Data Flow Overview

Learn about Data Flow and how you can use it to easily create, share, run, and view the output of Apache Spark  applications.

The Data Flow architecture showing Applications, Library, and Runs in the User Layer. Below this is the Administrator Layer consisting of Administrator controls for access policies and usage limits. Below is the Infrastructure Layer of elastic compute and the elastic storage. Finally is the Security Layer consisting of identity management and access management.

Data Flow Concepts

An understanding of these concepts is essential for using Data Flow.

Data Flow Applications
An Application is an infinitely reusable Spark application template consisting of a Spark application, its dependencies, default parameters, and a default run-time resource specification. Once a developer creates a Data Flow Application, anyone can use it without worrying about the complexities of deploying it, setting it up, or running it.
Data Flow Library
The Library is the central repository of Data Flow Applications. Anyone can browse, search, and execute applications published to the Library, subject to having the correct permissions in the Data Flow system.
Data Flow Runs
Every time a Data Flow Application is run, a Run is created. The Data Flow Run captures the Application's output, logs, and statistics that are automatically securely stored. Output is saved so it can be viewed by anyone with the correct permissions using the UI or REST API. Runs give you secure access to the Spark UI for debugging and diagnostics.
Elastic Compute
Every time you run a Data Flow Application, you decide how big you want it to be. Data Flow allocates your VMs, runs your job, securely captures all output, and shuts the cluster down. You don't have anything to maintain in Data Flow. Clusters only run when there is real work to do.
Elastic Storage
Data Flow works with the Oracle Cloud Infrastructure Object Storage service. For more information, see the Overview of Object Storage.
Security
Data Flow is integrated with Oracle Cloud Infrastructure Identity and Access Management (IAM) for authentication and authorization. Your Spark applications run on behalf of the person who launches them. This means that the Spark application has the same privileges the end user has. You do not need to use credentials to access any IAM-capable system. In addition, Data Flow benefits from all the other security attributes of Oracle Cloud Infrastructure including transparent encryption of data at rest and in motion.
Administrator Controls
Data Flow allows you to set service limits, and create administrators who have full control over all applications and runs. You are in control regardless of how many users you have.
Apache Spark
Apache Spark is a unified analytics engine for big data processing, with built-in modules for streaming, SQL, machine learning and graph processing.
Spark Application
A Spark Application uses the Spark API to perform distributed data processing tasks. Spark Applications can be written in several languages including Java, Python and more.

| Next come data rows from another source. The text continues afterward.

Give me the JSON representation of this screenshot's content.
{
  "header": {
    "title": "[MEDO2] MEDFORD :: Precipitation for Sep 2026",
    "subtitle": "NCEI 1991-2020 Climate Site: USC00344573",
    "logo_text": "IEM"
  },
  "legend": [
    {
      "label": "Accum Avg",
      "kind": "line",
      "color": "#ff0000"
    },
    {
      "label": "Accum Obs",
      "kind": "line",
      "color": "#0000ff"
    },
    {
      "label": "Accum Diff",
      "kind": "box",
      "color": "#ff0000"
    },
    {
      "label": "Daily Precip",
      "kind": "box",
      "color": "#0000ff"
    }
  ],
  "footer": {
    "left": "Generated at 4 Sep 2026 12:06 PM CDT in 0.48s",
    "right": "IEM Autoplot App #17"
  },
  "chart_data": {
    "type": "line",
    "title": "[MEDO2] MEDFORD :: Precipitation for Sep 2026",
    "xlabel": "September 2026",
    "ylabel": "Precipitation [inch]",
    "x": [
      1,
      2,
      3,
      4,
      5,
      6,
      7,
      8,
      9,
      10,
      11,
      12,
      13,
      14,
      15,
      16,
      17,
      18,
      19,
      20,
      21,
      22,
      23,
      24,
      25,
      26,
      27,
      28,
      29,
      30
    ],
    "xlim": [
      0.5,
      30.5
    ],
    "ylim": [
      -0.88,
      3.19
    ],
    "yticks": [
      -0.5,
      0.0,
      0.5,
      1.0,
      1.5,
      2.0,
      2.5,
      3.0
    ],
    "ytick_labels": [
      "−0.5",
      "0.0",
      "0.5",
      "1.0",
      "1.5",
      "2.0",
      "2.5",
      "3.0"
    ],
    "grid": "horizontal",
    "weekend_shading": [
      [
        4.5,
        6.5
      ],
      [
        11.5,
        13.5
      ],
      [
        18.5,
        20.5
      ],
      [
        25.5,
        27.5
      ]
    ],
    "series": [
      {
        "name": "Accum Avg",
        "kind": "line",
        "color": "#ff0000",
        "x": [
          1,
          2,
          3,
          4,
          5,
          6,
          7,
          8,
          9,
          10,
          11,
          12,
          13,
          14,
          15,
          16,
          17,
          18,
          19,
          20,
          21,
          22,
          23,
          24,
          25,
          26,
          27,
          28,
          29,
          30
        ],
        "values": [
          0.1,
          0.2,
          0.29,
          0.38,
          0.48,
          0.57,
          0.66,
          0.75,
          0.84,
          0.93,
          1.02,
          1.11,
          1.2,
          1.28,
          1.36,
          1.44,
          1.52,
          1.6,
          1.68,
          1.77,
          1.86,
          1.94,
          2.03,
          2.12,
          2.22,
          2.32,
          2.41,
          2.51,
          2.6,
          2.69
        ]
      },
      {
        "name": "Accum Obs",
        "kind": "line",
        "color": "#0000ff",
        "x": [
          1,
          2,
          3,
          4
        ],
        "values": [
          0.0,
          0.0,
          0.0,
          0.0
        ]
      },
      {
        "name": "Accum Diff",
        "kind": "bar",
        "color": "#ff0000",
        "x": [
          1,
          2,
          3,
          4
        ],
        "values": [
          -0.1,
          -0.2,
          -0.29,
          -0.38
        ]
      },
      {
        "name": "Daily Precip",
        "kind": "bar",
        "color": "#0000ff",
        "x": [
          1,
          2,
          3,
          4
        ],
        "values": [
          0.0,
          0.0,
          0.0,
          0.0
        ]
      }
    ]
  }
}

Spark Applications manifest themselves as files such as JAR files that are executed within the Spark framework.
Spark UI
The Spark UI is included with Apache Spark and is an important tool for debugging and diagnosing Spark applications. You can access the Spark UI for any Data Flow Run, subject to the Run’s authorization policies.
Spark Logs
Spark generates Spark Log files which are useful for debugging and diagnostics. Each Data Flow Run automatically stores log files which you can access via UI or API, subject to the Run’s authorization policies.
Enhanced Logs
Driver and executor logs, both StdOut and StdErr, provided by Oracle Cloud Infrastructure Logging. It is optional whether you use them.